Twist or bust–the hotel game


By Adam Raphael

New Year, new beginnings but also a very sad ending. To make your fame and fortune in hospitality, you need more than talent, taste and grinding hard work. Take the saga of the Salutation in Sandwich, Kent, a Lutyens-designed seaside hotel with a glorious garden. Eighteen months ago, it won one of the Guide’s César awards. Last week it ceased trading and is now in administration.

The Salutation was much liked by Guide readers. It appeared to be a winner. A beautiful Georgian building, a magnificent garden, a talented chef, and comfortable bedrooms. Fiona Duncan, the doyenne of hotel critics, described it as ‘pretty special’ when she stayed there early in 2018. A trusted reader of the Guide who stayed at the hotel more recently said she had been ‘truly cosseted and had had an absolutely lovely stay.’ When I had dinner there last summer, the experience was exemplary. Good food in a lovely house just by the sea.

So what went wrong? The Salutation’s sudden fall is sobering. We usually get some advance notice of problems from readers reviews. When disaster strikes and the chef runs off with the housekeeper, we often hear within a few days. But this time there was no warning. The only note of caution is that neither the owners of the inn, Steph and Dom Parker of Gogglebox fame, or the managers, Dorothy and John Fothergill were professional hoteliers. When times are tough, as they are now, you need experience and solid financial backing.

Not long ago, I received a cri de coeur from the chef-patron of a Scottish restaurant with rooms which shows that running a hospitality business is not for the faint-hearted. I am not going to identify the business because I don’t wish to add to his problems, but this is what he wrote:

‘I would love to be able to sell some copies of the Guide but the truth is we have no customers, no matter what we do, how good we are, however many awards we win, however many special offers and amazing deals we do, we have no customers. Last November we took over £18,000 in the month, a good month by November standards, but so far this month, one year on (on the 22nd of the month), we have taken the vast sum of £950 (note I have not missed a nought off there!) in 22 days! We have just been awarded our four gold stars from Visit Scotland, what good will they and the two recent awards from yourselves do while our country is in the state it is.’

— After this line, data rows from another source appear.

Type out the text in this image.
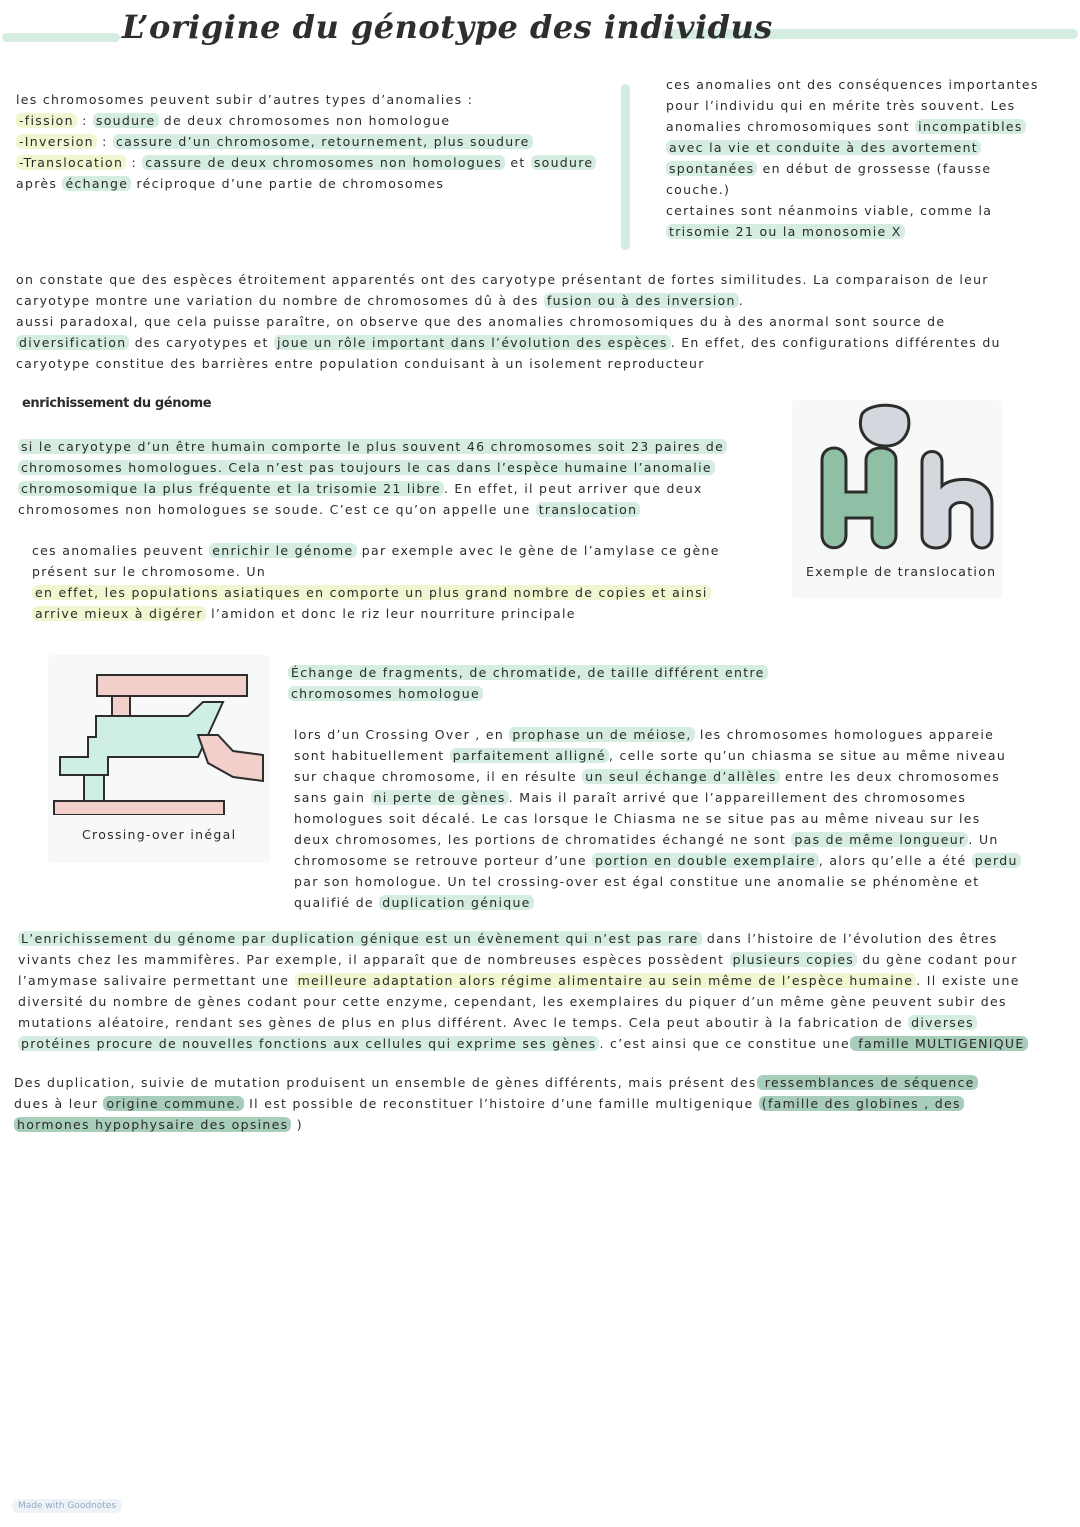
L’origine du génotype des individus
les chromosomes peuvent subir d’autres types d’anomalies :
-fission : soudure de deux chromosomes non homologue
-Inversion : cassure d’un chromosome, retournement, plus soudure
-Translocation : cassure de deux chromosomes non homologues et soudure
après échange réciproque d’une partie de chromosomes
ces anomalies ont des conséquences importantes
pour l’individu qui en mérite très souvent. Les
anomalies chromosomiques sont incompatibles
avec la vie et conduite à des avortement
spontanées en début de grossesse (fausse
couche.)
certaines sont néanmoins viable, comme la
trisomie 21 ou la monosomie X
on constate que des espèces étroitement apparentés ont des caryotype présentant de fortes similitudes. La comparaison de leur
caryotype montre une variation du nombre de chromosomes dû à des fusion ou à des inversion .
aussi paradoxal, que cela puisse paraître, on observe que des anomalies chromosomiques du à des anormal sont source de
diversification des caryotypes et joue un rôle important dans l’évolution des espèces . En effet, des configurations différentes du
caryotype constitue des barrières entre population conduisant à un isolement reproducteur
enrichissement du génome
si le caryotype d’un être humain comporte le plus souvent 46 chromosomes soit 23 paires de
chromosomes homologues. Cela n’est pas toujours le cas dans l’espèce humaine l’anomalie
chromosomique la plus fréquente et la trisomie 21 libre . En effet, il peut arriver que deux
chromosomes non homologues se soude. C’est ce qu’on appelle une translocation
ces anomalies peuvent enrichir le génome par exemple avec le gène de l’amylase ce gène
présent sur le chromosome. Un
en effet, les populations asiatiques en comporte un plus grand nombre de copies et ainsi
arrive mieux à digérer l’amidon et donc le riz leur nourriture principale
Exemple de translocation
Crossing-over inégal
Échange de fragments, de chromatide, de taille différent entre
chromosomes homologue
lors d’un Crossing Over , en prophase un de méiose, les chromosomes homologues appareie
sont habituellement parfaitement alligné , celle sorte qu’un chiasma se situe au même niveau
sur chaque chromosome, il en résulte un seul échange d’allèles entre les deux chromosomes
sans gain ni perte de gènes . Mais il paraît arrivé que l’appareillement des chromosomes
homologues soit décalé. Le cas lorsque le Chiasma ne se situe pas au même niveau sur les
deux chromosomes, les portions de chromatides échangé ne sont pas de même longueur . Un
chromosome se retrouve porteur d’une portion en double exemplaire , alors qu’elle a été perdu
par son homologue. Un tel crossing-over est égal constitue une anomalie se phénomène et
qualifié de duplication génique
L’enrichissement du génome par duplication génique est un évènement qui n’est pas rare dans l’histoire de l’évolution des êtres
vivants chez les mammifères. Par exemple, il apparaît que de nombreuses espèces possèdent plusieurs copies du gène codant pour
l’amymase salivaire permettant une meilleure adaptation alors régime alimentaire au sein même de l’espèce humaine . Il existe une
diversité du nombre de gènes codant pour cette enzyme, cependant, les exemplaires du piquer d’un même gène peuvent subir des
mutations aléatoire, rendant ses gènes de plus en plus différent. Avec le temps. Cela peut aboutir à la fabrication de diverses
protéines procure de nouvelles fonctions aux cellules qui exprime ses gènes . c’est ainsi que ce constitue une famille MULTIGENIQUE
Des duplication, suivie de mutation produisent un ensemble de gènes différents, mais présent des ressemblances de séquence
dues à leur origine commune. Il est possible de reconstituer l’histoire d’une famille multigenique (famille des globines , des
hormones hypophysaire des opsines )
Made with Goodnotes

‘I fear for our future, for the future of the industry I have been a part of for over 50 years ever since I was 16. Everything is cut-price, give-away deals, with no value in anything or care for anyone. If it can be 50% cheaper today then tomorrow it can be 55% cheaper while all the time we have to fork out more and more just to stand still, let’s make sure our staff are on a minimum £10 per hour, that zero-hour contracts no longer exist, while also ensuring they do no more than four days’ work a week, pay into their pension pots when we cannot afford to save into our own? I value my staff but I have to have fewer of them as each month goes by because I cannot pay them without any customers.’

This cry of despair is not often heard in public but is not uncommon. The Guide does everything it can to help its selected hotels. But the border line between success and failure is narrow. We believe that we can often make a difference. The Guide is a cooperative effort. We do everything we can to promote our selected hotels, inns and B&Bs. They in turn support us by buying copies of the Guide, recommending us to their guests, and and paying for a web entry. Crucially, however, a hotel’s entry in the print edition of the Guide is free and is based on merit alone. It is this that underpins our independence, and it is why our readers trust us to get it right.